More specifically, Oracle Virtual Networking is a data center fabric for controling larger server pools with scalable I/O. By using this architecture and its own SPARC T5 systems, Oracle can scale up to 1,000 servers and 128,000 cores of compute performance. The virtualization capabilities provide the ability to run more VMs per server and get predictable performance for applications with granular quality of service controls.

For cloud deployments, Oracle said its solution can create up to 16,000 private Ethernet layer-2 networks inside a single fabric and maintain necessary network security in multi-tenant cloud environment. Additionally, the new release of Oracle Fabric Manager 4.1 unifies management for SPARC and x86 systems deployed with the Oracle Fabric Interconnect.

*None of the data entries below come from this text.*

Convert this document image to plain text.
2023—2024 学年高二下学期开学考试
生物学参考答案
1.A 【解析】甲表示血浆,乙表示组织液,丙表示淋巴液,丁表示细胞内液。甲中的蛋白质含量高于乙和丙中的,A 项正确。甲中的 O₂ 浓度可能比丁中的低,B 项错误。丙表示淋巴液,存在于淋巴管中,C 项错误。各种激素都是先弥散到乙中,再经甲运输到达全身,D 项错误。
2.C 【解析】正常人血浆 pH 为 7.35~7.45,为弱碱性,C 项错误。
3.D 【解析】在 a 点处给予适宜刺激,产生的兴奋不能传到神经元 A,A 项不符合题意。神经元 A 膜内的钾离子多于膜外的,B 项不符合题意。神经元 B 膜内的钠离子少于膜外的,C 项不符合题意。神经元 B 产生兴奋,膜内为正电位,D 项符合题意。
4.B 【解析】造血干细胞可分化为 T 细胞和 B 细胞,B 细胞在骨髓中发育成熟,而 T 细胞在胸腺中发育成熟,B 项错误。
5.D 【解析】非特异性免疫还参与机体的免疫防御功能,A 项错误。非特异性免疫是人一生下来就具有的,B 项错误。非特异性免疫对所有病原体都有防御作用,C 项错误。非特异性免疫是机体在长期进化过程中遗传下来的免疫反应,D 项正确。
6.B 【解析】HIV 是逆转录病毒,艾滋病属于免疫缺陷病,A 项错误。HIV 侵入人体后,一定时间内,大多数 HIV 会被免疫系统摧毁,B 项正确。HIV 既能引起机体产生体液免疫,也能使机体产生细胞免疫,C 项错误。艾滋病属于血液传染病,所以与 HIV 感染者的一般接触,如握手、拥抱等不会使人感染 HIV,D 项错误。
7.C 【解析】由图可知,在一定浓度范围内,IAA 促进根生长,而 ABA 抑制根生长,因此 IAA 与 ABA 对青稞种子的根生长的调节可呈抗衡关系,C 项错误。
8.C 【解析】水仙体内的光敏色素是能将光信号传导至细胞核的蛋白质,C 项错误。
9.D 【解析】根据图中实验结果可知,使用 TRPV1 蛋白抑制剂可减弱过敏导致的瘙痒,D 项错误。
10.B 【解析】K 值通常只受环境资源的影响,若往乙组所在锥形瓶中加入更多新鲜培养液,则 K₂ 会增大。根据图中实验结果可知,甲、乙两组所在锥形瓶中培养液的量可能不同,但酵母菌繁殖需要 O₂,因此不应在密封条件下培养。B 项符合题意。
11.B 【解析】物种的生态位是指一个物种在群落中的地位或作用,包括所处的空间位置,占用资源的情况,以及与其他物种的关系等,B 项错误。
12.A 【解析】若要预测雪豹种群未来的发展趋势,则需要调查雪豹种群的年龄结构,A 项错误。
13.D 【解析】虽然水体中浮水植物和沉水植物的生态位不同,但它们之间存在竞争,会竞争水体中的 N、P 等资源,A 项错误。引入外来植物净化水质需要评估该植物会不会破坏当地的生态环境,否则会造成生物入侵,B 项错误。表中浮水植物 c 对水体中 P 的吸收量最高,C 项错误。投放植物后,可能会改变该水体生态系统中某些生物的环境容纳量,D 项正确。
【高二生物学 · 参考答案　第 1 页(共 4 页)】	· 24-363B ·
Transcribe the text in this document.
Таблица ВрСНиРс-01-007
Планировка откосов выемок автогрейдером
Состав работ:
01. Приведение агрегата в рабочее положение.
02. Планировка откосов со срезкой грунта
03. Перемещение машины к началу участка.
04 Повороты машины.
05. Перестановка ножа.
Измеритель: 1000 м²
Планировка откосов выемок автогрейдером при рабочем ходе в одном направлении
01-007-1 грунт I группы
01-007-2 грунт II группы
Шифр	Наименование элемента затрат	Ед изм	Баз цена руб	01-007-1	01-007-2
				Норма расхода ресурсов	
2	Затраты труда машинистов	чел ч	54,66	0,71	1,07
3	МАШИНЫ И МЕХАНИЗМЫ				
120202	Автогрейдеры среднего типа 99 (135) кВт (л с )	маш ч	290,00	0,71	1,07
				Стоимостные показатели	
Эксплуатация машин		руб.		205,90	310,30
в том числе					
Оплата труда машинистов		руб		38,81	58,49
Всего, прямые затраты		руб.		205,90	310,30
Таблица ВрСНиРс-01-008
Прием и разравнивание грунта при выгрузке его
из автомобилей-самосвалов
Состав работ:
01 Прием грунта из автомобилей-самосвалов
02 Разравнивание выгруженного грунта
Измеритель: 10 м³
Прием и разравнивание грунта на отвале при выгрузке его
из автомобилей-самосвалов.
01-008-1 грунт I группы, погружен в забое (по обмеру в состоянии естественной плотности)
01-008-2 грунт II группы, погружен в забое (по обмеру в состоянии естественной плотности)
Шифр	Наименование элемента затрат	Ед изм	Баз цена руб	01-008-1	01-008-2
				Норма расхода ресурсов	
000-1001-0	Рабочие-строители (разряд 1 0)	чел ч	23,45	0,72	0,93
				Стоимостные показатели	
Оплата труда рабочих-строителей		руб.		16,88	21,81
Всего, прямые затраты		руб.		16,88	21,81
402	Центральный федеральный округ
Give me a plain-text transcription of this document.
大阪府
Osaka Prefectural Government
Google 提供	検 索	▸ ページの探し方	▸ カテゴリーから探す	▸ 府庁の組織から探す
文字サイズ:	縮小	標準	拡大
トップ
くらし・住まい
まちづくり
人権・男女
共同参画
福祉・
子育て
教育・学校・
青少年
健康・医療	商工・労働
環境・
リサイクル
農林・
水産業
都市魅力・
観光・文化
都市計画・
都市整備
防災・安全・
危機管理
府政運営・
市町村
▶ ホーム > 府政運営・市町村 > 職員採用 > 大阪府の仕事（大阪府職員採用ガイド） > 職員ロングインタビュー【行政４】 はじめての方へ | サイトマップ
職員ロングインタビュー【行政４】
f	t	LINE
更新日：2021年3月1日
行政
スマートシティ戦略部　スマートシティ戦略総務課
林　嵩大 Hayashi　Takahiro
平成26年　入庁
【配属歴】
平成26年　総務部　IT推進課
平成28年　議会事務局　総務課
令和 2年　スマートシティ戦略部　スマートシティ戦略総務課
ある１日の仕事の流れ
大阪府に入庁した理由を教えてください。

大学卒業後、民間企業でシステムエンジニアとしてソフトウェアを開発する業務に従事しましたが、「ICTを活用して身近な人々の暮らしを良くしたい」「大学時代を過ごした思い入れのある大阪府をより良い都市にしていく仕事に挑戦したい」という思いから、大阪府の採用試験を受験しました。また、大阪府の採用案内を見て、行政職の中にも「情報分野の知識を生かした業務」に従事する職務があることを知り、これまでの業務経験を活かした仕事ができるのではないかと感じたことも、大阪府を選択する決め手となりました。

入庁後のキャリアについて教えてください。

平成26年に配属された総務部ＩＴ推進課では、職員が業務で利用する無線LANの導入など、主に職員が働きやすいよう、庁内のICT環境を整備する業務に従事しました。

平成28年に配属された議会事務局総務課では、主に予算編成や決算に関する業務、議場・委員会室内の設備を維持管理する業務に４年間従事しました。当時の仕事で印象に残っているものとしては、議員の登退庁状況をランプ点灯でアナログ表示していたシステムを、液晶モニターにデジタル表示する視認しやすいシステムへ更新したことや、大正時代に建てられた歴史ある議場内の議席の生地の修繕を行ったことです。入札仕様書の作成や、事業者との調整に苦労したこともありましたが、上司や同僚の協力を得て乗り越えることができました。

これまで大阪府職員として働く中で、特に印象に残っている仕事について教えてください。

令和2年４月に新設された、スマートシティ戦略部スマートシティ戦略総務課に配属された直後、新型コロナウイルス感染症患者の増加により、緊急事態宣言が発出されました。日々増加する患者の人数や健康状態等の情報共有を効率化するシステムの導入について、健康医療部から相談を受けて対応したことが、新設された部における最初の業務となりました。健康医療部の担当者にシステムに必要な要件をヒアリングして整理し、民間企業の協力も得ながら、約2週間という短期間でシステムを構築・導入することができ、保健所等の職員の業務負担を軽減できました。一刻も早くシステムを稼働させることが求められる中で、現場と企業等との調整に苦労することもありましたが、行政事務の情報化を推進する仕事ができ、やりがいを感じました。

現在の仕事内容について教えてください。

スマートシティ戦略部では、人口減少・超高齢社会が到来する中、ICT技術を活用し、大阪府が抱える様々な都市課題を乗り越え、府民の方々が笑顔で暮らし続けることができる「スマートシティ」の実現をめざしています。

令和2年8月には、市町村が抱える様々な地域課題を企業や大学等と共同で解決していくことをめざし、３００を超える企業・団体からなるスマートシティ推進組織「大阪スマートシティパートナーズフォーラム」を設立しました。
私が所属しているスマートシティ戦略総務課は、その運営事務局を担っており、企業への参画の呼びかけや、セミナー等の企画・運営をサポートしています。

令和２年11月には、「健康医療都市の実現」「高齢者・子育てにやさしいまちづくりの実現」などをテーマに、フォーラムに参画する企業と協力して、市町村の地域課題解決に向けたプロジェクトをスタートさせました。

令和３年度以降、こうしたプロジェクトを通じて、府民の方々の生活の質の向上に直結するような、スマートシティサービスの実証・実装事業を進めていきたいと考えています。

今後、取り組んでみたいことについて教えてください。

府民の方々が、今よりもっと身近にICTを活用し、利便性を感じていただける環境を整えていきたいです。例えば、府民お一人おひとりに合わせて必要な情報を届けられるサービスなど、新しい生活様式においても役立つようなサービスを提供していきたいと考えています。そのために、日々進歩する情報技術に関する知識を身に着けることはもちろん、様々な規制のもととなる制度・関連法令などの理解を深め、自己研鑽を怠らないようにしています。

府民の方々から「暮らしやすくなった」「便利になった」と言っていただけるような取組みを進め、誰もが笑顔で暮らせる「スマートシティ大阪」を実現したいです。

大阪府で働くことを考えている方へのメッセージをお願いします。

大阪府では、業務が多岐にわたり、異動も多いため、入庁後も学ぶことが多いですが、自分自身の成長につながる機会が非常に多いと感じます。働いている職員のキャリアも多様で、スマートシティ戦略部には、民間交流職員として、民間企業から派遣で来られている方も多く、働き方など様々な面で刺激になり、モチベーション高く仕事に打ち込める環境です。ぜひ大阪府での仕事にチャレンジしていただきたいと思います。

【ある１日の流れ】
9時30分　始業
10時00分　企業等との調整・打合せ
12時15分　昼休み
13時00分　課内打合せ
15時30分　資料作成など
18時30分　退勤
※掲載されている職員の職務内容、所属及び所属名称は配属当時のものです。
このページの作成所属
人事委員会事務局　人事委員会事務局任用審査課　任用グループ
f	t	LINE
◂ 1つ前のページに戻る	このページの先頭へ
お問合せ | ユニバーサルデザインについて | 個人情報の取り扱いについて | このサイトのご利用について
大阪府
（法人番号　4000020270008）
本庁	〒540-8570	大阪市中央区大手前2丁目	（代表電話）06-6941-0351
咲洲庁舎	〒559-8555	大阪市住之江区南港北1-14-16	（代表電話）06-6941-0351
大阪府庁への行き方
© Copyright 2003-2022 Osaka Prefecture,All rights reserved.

Products in the Oracle Virtual Networking family include:

  • Oracle Fabric Interconnect  (formerly the Xsigo Fabric Director)-- a switch offering 20 Quad Small Form-factor Pluggable (QSFP) connectors for connection to servers, storage, or Sun Data Center InfiniBand Switch 36 systems.
  • Oracle Fabric Manager
  • Oracle Fabric Monitor
  • Oracle SDN

"As the industry's fastest data center fabric, Oracle Virtual Networking enables increased performance and agility while virtually eliminating the complexity in traditional data centers," said Raju Penumatcha, vice president, Product Development, Netra Systems and Networking, Oracle. "Now with added support for the fastest processors on the planet and the first cloud OS, customers can leverage the benefits of Oracle Virtual Networking in both SPARC and x86 environments."

http://www.oracle.com/us/products/networking/overview/index.html

In July 2012, Oracle acquired Xsigo Systems, a start-up in San Jose, California that developed network virtualzation technology. Financial terms were not disclosed.


The Xsigo Server Fabric aims to do for infrastructure what VMware did for the servers -- namely, to enable one-click network connections from virtual machines to any data center resource – including servers, networks, storage, and other virtual machines.

By providing this "one click" tool to connect VMs to networks and storage while using existing Ethernet routers + FC directors, Xsigo calculates that it can reduce the number of I/O cables and cards in a data center by up to 70%, thereby significantly cutting deployment CAPEX and simplifying operations.

The Xsigo Server Fabric is a rack-based solution that works by virtualizing connections between networks, servers and storage, not by re-configuring switches, switch ports, or VLANs. It supports Ethernet and Fibre Channel connections at up to 40 Gbps.

Environments can be scaled to 1,000 physical hosts with tens of thousands of virtual connections linking virtual machines to each other and to network and storage resources. Xsigo said its fabric is fully interoperable with existing core networking products from Cisco, Brocade, Juniper and others.